= Pascal Pons =

Pascal Pons, born on 9 November 1968 in Nice, is a French percussionist.
French percussionist

== Biography ==
A specialist in contemporary repertoire, French percussionist Pascal Pons has worked in close collaboration with several composers. Dedicatee of “Phosphor”, a concerto for percussion and orchestra by Johannes Schöllhorn, he performed the world première in Basel and the German première in Freiburg in April 2006 with the Basel Sinfonieta under the direction of Cristóbal Halffter, and he reprised this work in October 2006 with the Orchestre Philharmonique de Liège conducted by Pascal Rophé for the French première at the Musica Festival in Strasbourg and the Belgian première in Liège.

Pascal Pons has also given the world première of Hans Ulrich Lehmann’s “Battements” with the Basel Radio Orchestra (1995), of “Yanda” (1995) by Antonio Gómez and “Trema I.II.III“ (1996) by Claus-Steffen Mahnkopf for solo multi-percussion, of Alan Hilario’s “Pakikisama” for solo percussion and 20 musicians with Stuttgart’s Musik der Jahrhunderte ensemble (1998), and of “Void II”, a triple concerto for saxophone, piano and percussion by Nikolaus Brass, with the Berlin Radio Orchestra under the direction of Roland Klüttig (2006), recorded on the Neos label.

He has given numerous recitals and chamber music concerts in Europe(France, Germany, Spain, Switzerland, Ukraine), the United States, South America (Brazil, Argentina, Chile, Uruguay) and Asia (Mongolia, Taiwan), including recent appearances at the first edition of the UpBeat Festival in Lugano, the June in Buffalo Festival, the Journées de la Percussion in Paris, the International Computer Music Conference (New Orleans), and in chamber music performances in Taipei and Versailles with celebrated percussionist Sylvio Gualda.
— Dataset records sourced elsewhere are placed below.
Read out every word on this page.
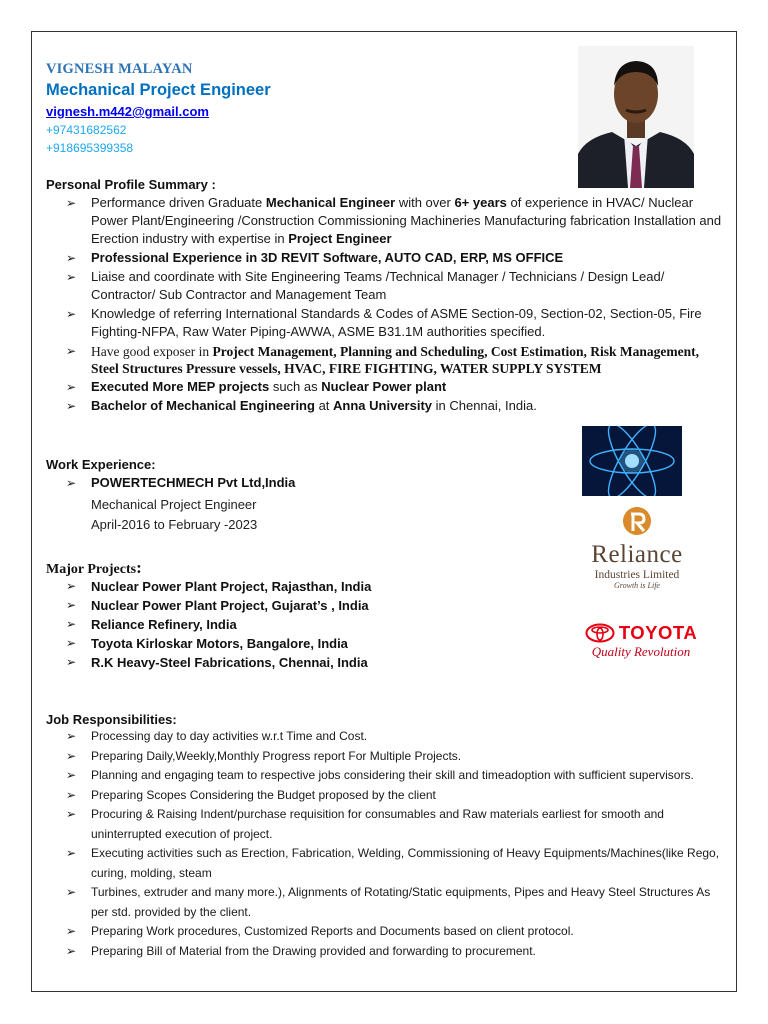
VIGNESH MALAYAN
Mechanical Project Engineer
vignesh.m442@gmail.com
+97431682562
+918695399358
Personal Profile Summary :
➢ Performance driven Graduate Mechanical Engineer with over 6+ years of experience in HVAC/ Nuclear Power Plant/Engineering /Construction Commissioning Machineries Manufacturing fabrication Installation and Erection industry with expertise in Project Engineer
➢ Professional Experience in 3D REVIT Software, AUTO CAD, ERP, MS OFFICE
➢ Liaise and coordinate with Site Engineering Teams /Technical Manager / Technicians / Design Lead/ Contractor/ Sub Contractor and Management Team
➢ Knowledge of referring International Standards & Codes of ASME Section-09, Section-02, Section-05, Fire Fighting-NFPA, Raw Water Piping-AWWA, ASME B31.1M authorities specified.
➢ Have good exposer in Project Management, Planning and Scheduling, Cost Estimation, Risk Management, Steel Structures Pressure vessels, HVAC, FIRE FIGHTING, WATER SUPPLY SYSTEM
➢ Executed More MEP projects such as Nuclear Power plant
➢ Bachelor of Mechanical Engineering at Anna University in Chennai, India.
Work Experience:
➢ POWERTECHMECH Pvt Ltd,India
Mechanical Project Engineer
April-2016 to February -2023
Major Projects:
➢ Nuclear Power Plant Project, Rajasthan, India
➢ Nuclear Power Plant Project, Gujarat’s , India
➢ Reliance Refinery, India
➢ Toyota Kirloskar Motors, Bangalore, India
➢ R.K Heavy-Steel Fabrications, Chennai, India
Job Responsibilities:
➢ Processing day to day activities w.r.t Time and Cost.
➢ Preparing Daily,Weekly,Monthly Progress report For Multiple Projects.
➢ Planning and engaging team to respective jobs considering their skill and timeadoption with sufficient supervisors.
➢ Preparing Scopes Considering the Budget proposed by the client
➢ Procuring & Raising Indent/purchase requisition for consumables and Raw materials earliest for smooth and uninterrupted execution of project.
➢ Executing activities such as Erection, Fabrication, Welding, Commissioning of Heavy Equipments/Machines(like Rego, curing, molding, steam
➢ Turbines, extruder and many more.), Alignments of Rotating/Static equipments, Pipes and Heavy Steel Structures As per std. provided by the client.
➢ Preparing Work procedures, Customized Reports and Documents based on client protocol.
➢ Preparing Bill of Material from the Drawing provided and forwarding to procurement.
Reliance
Industries Limited
Growth is Life
TOYOTA
Quality Revolution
A member of the contemporary music ensemble SurPlus, led by James Avery, and a regular guest of Frankfurt’s Ensemble Modern and Vienna's Klangforum, Pascal Pons has performed in concert and on tour in distinguished halls and festivals – the Royal Albert Hall and the Barbican Centre in London, the Concertgebouw in Amsterdam, the Philharmonics of Berlin and Cologne, the Lincoln Center in New York City, the Konzerthaus in Vienna, the Taipei Concert Hall, the Cité de la Musique in Paris, the Salzburg Festival, the Perth Music Festival, the Munich Biennale, the Zurich Festival, the Wien Modern, the Maerz Musik in Berlin – under the baton of illustrious conductors such as Pierre Boulez, Peter Eötvös, Kent Nagano, Heinz Holliger, Ingo Metzmacher, Hans Zender, George Benjamin, Jonathan Nott, Sian Edwards, Oliver Knussen and Zoltán Kocsis.

He has played on radio broadcasts for Radio France, the BBC, the ORF, the RAI, the DRS in Switzerland, the WDR, HR and SWR in Germany, and his discography, composed of several premières, includes releases on BMG Classics, ECM, Wergo, RCA, Neos and Bridge.

Pascal Pons teaches marimba and vibraphone at the Hochschule für Musik Freiburg since 1996, he is Percussion Professor at the Conservatoire Neuchâtelois (Switzerland) since 2005, and will be a Professor at the Haute École de Musique (HEM) of the Geneva Conservatoire commencing in the autumn of 2008. He has given masterclasses at the Musikhochschule in Hanover, at the Institute for Contemporary Music of the Musikhochschule in Berlin, at the Conservatoire National de Région (CNR) in Versailles, in several universities in Taiwan (Taipei, Kaohsiung, Hualien, Tainan), and at the Odesa and Buenos Aires Conservatories. He was a jury member at the 2006 Taiwan International Marimba Competition.

A native of Nice, he first studied at the CNR in Nice with Rodolphe Palumbo, then with Sylvio Gualda at the CNR in Versailles where he obtained the Premier Prix, the Prix d’Honneur and the Prix de Perfectionnement. He completed his training at the Musikhochschule in Freiburg, studying with Bernhard Wulff and Robert Van Sice, receiving the Diploma of Advanced Studies and the Soloist Diploma.

Since 2006, Pascal Pons is an endorsee of Cadeson, an Asian manufacturer that has been combining excellence and innovation for 20 years. He will be a guest soloist at the Centre Acanthes in July, playing in recital at Metz’s Arsenal in a programme featuring works for solo percussion by Michèle Reverdy, Johannes Schöllhorn, Salvatore Sciarrino, and the première of “Showdown” by Alan Hilario.